Cuando un hombre habla expresa su humanidad, la intensidad de un deseo que busca realizarse. Es que el idioma no es solo semántica y forma, también es contenido y sustancia espiritual.
El lenguaje, en tanto sistema codificado, hay que verlo inmerso en un macro sistema que es la sociedad y, con ella, toda la carga de contradicciones que presenta.
Por eso el idioma es como la sociedad, continua contradicción. En el desarrollo industrial el lenguaje es una de las herramientas que le permite al hombre generar objetos con altos índices de productividad.
Sin embargo, estos índices en una industria no pueden estar circunscritos solo a las relaciones de productividad en sí. Gran cantidad de factores no solo condicionan al trabajador, también determinan su participación en la producción.
El idioma es, en este orden de ideas, una herramienta de trabajo indispensable que determina y fija los índices de productividad. Si hablamos de una problemática en torno del idioma hemos de entender que su causa posiblemente esté en el hombre, y la de éste encontrarse en un régimen de Estado que le es hostil y lo niega como ser humano.

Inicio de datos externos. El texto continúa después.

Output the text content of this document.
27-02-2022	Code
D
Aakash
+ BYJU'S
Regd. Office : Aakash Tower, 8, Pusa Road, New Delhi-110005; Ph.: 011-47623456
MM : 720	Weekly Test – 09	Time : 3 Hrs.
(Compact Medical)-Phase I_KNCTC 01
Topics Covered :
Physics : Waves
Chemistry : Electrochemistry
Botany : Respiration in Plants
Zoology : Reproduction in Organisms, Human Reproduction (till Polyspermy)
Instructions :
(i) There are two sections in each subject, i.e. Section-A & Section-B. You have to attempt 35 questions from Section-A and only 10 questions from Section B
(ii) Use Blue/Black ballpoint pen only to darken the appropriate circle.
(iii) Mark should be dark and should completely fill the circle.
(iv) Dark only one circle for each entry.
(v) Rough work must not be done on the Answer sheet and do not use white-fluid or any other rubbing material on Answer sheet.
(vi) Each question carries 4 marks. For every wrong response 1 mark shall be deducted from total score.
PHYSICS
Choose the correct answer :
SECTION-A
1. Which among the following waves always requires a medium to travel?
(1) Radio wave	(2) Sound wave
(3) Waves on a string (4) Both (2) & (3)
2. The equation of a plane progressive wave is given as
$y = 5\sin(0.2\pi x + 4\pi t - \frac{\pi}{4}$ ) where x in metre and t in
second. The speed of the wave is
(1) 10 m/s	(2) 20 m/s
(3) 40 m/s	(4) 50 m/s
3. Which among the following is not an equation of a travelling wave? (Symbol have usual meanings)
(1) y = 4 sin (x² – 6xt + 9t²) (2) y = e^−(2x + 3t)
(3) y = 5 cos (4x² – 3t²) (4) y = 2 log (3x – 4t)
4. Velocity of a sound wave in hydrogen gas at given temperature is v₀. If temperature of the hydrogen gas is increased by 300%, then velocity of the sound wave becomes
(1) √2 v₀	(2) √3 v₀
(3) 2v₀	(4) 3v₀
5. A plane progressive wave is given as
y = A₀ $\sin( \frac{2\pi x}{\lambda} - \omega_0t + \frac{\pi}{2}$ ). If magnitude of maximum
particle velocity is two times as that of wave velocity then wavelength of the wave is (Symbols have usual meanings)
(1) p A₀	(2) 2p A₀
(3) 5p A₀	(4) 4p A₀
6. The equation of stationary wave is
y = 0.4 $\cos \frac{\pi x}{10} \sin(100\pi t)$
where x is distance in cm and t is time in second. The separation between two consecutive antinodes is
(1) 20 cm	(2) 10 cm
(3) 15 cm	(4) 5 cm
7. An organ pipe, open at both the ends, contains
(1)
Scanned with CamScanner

Si hay un deterioro en nuestro idioma es que el espíritu del hombre está vacío. Vacío por el abandono a que ha sido sometido el lenguaje. Y si el idioma, como sinónimo de progreso, está deteriorado ¿cómo exigirle a este trabajador calidad en el producto que elabora? ¿cómo puede este desposeído del idioma entender su realidad si le falta la herramienta del lenguaje?
El idioma es, fundamentalmente, la representación de ideas y sueños de una pasión, un anhelo, y es, por esencia, un cuerpo transformador. De ahí que los objetos fabricados por el hombre sean materialización del lenguaje. Su calidad, la del producto, viene dada por el correcto uso y aplicación del idioma.
Por eso no se puede hablar de productividad apartando al idioma pues éste es la herramienta que da sentido lógico a las relaciones de producción. El idioma se genera por una necesidad objetiva en el hombre: el trabajo. Posteriormente y en reciprocidad, ambos se enriquecen. La calidad de ellos viene dada por el uso óptimo del esfuerzo y las herramientas que usa el hombre.
Optimar los procesos de producción significa valorar el desarrollo de un vocabulario acorde con la actividad industrial. Esto es, ser consciente con el idioma que se utiliza.
El desarrollo tecnológico debe desterrar la visión utilitarista del lenguaje, que niega la condición humana de la actividad laboral, condenando al hombre a convertirse en una tarjeta adherida a la rueda industrial.
En 1771 Robert Owen, quien aplicó los fundamentos de la Utopía de Tomás Moro, organizó una comunidad que denominó New Lanark. En esta comunidad edificó una fábrica y a la vez construyó escuelas, viviendas, comedores, campos recreacionales, centros culturales y sitios de lectura para los trabajadores y sus familiares.
Gracias a estas mínimas condiciones de bienestar que consiguió para sus trabajadores, Owen logró de ellos un índice más alto de productividad.
En su opinión no eran solo las condiciones socioeconómicas ni las reivindicaciones salariales que lograron alcanzar índices óptimos de productividad. También fue el desarrollo educativo y cultural, y con ello el empleo de un adecuado vocabulario lo que permitió al trabajador ser consciente de su realidad e incidir sobre ella para transformarla.
Por todo esto es de afirmar que de una hermosa utopía, que no es más que el sueño vuelto idioma, nacerá la nueva visión del hombre y el trabajo.